Abd – Abdiyet:  Kul, köle, bende. (tas.) Hakk’a kul olduğu için başkasına kul olmayan. Hz. Peygamber’in en yüce makamı, insanoğlunun sahip olduğu manevi mertebelerin en yükseği abdiyettir. Kelime-i şehadette: «Abdühû ve Resûlühû»denir. Bu ifade: «Hz. Peygamber önce Allah’ın kulu, sonra resûlüdür.» anlamına geldiğinden Abdiyet (kulluk) risaletten de nübüvvetten de önce gelir. Hak Teâlâ Hz. Muhammed’i (a.s.) «Kul Peygamber» ile «Sultan Peygamber» olma arasında muhayyer bırakınca Resulullah hiç tereddüt etmeden kul Peygamber olmayı tercih etmişti. Çünkü Allah’a tam kul olmak, mâsivaya karşı tam hür olmak demektir. Bu yüzden Hz. Peygamber’in bir ismi de Tanrı kulu (Abdullah)dır.

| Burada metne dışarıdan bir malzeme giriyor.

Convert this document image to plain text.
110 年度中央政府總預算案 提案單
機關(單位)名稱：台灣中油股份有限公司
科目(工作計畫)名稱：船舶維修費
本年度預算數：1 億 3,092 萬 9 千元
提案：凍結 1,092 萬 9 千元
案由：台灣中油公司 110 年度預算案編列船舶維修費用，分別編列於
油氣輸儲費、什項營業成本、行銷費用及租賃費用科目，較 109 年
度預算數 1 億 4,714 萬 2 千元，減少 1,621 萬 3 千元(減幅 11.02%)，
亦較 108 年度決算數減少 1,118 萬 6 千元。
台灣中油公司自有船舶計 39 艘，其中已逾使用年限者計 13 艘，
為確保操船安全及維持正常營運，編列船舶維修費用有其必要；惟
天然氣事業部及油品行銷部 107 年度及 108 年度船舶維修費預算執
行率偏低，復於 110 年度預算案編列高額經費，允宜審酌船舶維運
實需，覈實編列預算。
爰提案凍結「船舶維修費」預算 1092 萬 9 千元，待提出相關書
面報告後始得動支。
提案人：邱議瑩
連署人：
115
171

Âhiretlik: Samimi bir itikadla birbirini din kardeşi olarak tanımış iki kadından (bazen iki erkek de olabilir) her biri diğerine âhiretlik (âhretlik ) der. Âhirette sevap alma ümidiyle küçükken alınıp büyütülmüş bakıma ve korunmaya muhtaç kız çocuklarına da âhiretlik denir. (Pakaalınlar, I, 30.)

Âkıl: Uslu, düşünceli, mantıklı hareket eden. (Tas.) Dünyevi arzular tuzağına düşmeyen. Akıllının alâmetleri: Bekâ yurdunu sever, fenâdan hoşlanmaz. İhtiyacı kadar konuşur, fazlasını terk eder. şu dört şeyi korur: Emânet, doğruluk, iyi dost ve sır. Muhaliflerle sohbet etmez, dünya uşaklarının meclislerine gitmez. (Sülemi, 473, 265, 416). Deli kendini dünyaya, akıllı Mevlâ’ya verir.

Alp Erenler: Gâzi dervişler, mücâhit dervişler, dinî sâik ve kahramanlık duygularıyla kâfirlere karşı tahta kılıçları ile savaşıp küfür diyarında islâmı yaymaya çalışan savşçı mutasavvıflar. (F. Köprülü Teim. Anka. 1966. 208, 216.)

Altmışaltı: Ebced hesabı ile «Allah» kelimesinin sayı değeri (A = 1, L = 30, L = 30, H = 5) : 66 Bir işi altmışaltıya bağlamak, her çeşit tedbiri aldıktan sonra sonucun gerçekleşmesini Allah’tan beklemek ve kalb huzuru içinde olmak. Lâle (L.E.L.H) kelimesi de Ebced hesabıyla 66 eder. Onun için şair: «Oldu mazhar-ı aded-i ism-i celâle Lâle» demiştir. Bu yüzden Lâle biraz da kutsal bir çiçek sayılmıştır. Arapça Allah yazılırken bu kelime lâleye benzetilmeye çalışılır. Hilâl kelimesi de Ebced hesabıyla 66 eder ve Allah’a tekabül eder. Bu sebeple İslâm ülkelerine ait bayraklarda yer alan hilâlin bir kudsiyeti vardır.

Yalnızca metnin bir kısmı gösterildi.